背景和目的：自动生成医疗报告既减轻了放射科医生的负担，也降低了放射科医生因缺乏经验而出错的可能性。利用注意力机制和对比学习的模型可以通过捕捉一般语义和特定语义来生成医疗报告。然而，现有的对比学习方法忽略了医疗数据的特殊性，即一个病人可能同时患有多种疾病。这意味着，缺乏细粒度关系的对比学习将导致特异性不足的问题：针对上述问题，我们提出了一种标签相关对比学习方法，以鼓励模型生成更高质量的报告。首先，通过计算报告的多标签分类之间的相似性，得到报告之间对比关系的精炼相似性描述矩阵。其次，图像特征的表示和来自解码器的包含语义信息的嵌入被投射到一个隐藏空间。第三，利用图像的隐藏表示、文本的嵌入和相似性矩阵进行标签相关的对比学习。通过对比学习，与目标样本共享更多标签的 "硬 "负样本将被赋予更多权重。最后，将标签相关的对比学习和注意力机制结合起来生成报告：我们在广泛使用的数据集 IU X-ray 和 MIMIC-CXR 上进行了综合实验。具体来说，在 IU X 光数据集上，我们的方法获得的 METEOR 和 ROUGE-L 分数分别为 0.198 和 0.392。在 MIMIC-CXR 数据集上，我们的方法获得的精确度、召回率和 F-1 分数分别为 0.384、0.376 和 0.304。结果表明，所提出的方法优于之前的最先进模型：这项工作提高了自动生成医疗报告的性能，使其在计算机辅助诊断中的应用变得可行。

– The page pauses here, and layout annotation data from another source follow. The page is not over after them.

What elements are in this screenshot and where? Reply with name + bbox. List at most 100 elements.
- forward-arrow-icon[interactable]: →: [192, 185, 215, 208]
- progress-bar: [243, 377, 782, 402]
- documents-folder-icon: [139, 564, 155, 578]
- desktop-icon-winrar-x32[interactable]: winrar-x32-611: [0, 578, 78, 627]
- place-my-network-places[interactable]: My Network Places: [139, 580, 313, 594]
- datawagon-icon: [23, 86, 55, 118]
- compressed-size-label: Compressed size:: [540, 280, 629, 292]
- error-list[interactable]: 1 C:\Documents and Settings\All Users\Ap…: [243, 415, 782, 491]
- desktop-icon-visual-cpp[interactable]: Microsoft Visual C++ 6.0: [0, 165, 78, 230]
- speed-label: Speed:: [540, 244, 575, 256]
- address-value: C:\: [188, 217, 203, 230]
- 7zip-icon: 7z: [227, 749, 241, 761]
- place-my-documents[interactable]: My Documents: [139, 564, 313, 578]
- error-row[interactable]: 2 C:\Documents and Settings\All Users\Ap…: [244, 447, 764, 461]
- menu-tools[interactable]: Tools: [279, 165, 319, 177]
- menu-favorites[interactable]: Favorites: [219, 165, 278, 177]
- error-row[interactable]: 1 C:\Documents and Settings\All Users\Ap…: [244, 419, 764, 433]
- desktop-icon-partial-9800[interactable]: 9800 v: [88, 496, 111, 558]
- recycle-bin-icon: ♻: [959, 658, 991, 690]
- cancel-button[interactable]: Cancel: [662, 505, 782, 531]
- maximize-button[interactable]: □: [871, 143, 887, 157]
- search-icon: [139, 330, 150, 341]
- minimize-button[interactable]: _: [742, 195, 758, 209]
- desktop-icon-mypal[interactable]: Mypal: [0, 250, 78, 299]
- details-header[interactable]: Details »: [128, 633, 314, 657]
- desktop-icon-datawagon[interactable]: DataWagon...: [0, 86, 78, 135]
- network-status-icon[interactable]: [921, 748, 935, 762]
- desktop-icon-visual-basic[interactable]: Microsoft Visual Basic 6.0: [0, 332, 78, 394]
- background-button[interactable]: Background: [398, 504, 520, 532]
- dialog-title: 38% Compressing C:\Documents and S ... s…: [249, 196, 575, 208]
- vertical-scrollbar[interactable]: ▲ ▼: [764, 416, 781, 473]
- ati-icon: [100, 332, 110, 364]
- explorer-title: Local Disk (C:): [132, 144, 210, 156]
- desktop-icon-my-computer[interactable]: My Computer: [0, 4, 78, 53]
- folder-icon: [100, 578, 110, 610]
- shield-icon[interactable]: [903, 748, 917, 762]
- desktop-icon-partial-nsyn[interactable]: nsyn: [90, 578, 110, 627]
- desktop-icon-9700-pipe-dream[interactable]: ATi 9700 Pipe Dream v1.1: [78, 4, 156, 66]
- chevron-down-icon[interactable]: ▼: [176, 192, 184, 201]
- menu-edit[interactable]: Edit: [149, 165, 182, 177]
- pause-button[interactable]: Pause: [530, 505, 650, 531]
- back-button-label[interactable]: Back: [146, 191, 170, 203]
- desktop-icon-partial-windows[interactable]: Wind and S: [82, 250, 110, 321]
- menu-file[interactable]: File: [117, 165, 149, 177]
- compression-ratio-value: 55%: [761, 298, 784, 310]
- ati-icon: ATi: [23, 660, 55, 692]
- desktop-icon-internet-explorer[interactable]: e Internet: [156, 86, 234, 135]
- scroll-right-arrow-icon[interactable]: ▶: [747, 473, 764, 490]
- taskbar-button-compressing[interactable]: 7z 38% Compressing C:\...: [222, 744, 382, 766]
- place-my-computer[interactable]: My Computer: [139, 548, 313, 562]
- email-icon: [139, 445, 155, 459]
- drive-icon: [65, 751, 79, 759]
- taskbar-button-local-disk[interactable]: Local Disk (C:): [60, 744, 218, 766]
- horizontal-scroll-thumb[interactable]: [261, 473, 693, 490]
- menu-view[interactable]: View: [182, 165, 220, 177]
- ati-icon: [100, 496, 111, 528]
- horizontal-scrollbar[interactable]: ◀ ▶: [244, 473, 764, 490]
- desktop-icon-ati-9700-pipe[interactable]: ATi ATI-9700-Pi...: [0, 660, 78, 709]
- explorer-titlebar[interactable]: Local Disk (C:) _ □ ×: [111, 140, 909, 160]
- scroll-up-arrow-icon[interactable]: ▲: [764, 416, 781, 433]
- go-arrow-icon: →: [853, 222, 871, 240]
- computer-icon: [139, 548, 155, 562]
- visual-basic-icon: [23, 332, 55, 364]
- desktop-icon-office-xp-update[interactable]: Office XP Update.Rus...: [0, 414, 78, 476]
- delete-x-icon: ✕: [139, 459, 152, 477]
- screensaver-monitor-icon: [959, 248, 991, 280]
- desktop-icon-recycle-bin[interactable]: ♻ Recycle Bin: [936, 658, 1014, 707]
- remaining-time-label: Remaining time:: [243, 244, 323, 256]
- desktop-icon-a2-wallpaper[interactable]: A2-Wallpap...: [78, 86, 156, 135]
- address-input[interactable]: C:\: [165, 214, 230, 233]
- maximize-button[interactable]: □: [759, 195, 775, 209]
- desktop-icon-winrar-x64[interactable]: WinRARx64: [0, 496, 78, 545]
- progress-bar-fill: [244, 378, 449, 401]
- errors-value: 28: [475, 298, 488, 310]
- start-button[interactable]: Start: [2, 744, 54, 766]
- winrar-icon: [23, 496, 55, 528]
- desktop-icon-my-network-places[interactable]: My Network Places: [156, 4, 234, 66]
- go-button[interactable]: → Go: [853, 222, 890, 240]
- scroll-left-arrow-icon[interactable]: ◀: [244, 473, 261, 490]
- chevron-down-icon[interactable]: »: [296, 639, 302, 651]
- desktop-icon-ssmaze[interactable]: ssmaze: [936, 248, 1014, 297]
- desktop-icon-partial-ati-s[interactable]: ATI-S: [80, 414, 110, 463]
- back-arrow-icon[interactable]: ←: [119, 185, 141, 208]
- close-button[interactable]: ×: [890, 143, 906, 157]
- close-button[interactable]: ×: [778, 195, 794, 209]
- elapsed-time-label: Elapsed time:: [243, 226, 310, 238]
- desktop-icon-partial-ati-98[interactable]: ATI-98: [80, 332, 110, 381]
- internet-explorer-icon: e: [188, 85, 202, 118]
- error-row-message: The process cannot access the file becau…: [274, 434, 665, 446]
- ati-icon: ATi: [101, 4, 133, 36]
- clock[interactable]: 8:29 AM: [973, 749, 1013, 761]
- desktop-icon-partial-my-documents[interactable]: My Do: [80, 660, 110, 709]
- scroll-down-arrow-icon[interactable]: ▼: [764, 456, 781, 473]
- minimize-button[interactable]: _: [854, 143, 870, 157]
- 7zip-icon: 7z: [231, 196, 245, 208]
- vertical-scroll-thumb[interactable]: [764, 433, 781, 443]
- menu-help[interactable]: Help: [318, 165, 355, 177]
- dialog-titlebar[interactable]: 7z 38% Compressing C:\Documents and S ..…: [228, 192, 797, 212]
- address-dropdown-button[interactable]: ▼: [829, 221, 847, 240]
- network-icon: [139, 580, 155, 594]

本文章由计算机程序翻译，如有差异，请以英文原文为准。

求助全文

约1分钟内获得全文求助全文

来源期刊

Computer methods and programs in biomedicine 工程技术-工程：生物医学

CiteScore

12.30

自引率

6.60%

发文量

601

审稿时长

135 days

期刊介绍： To encourage the development of formal computing methods, and their application in biomedical research and medical practice, by illustration of fundamental principles in biomedical informatics research; to stimulate basic research into application software design; to report the state of research of biomedical information processing projects; to report new computer methodologies applied in biomedical areas; the eventual distribution of demonstrable software to avoid duplication of effort; to provide a forum for discussion and improvement of existing software; to optimize contact between national organizations and regional user groups by promoting an international exchange of information on formal methods, standards and software in biomedicine. Computer Methods and Programs in Biomedicine covers computing methodology and software systems derived from computing science for implementation in all aspects of biomedical research and medical practice. It is designed to serve: biochemists; biologists; geneticists; immunologists; neuroscientists; pharmacologists; toxicologists; clinicians; epidemiologists; psychiatrists; psychologists; cardiologists; chemists; (radio)physicists; computer scientists; programmers and systems analysts; biomedical, clinical, electrical and other engineers; teachers of medical informatics and users of educational software.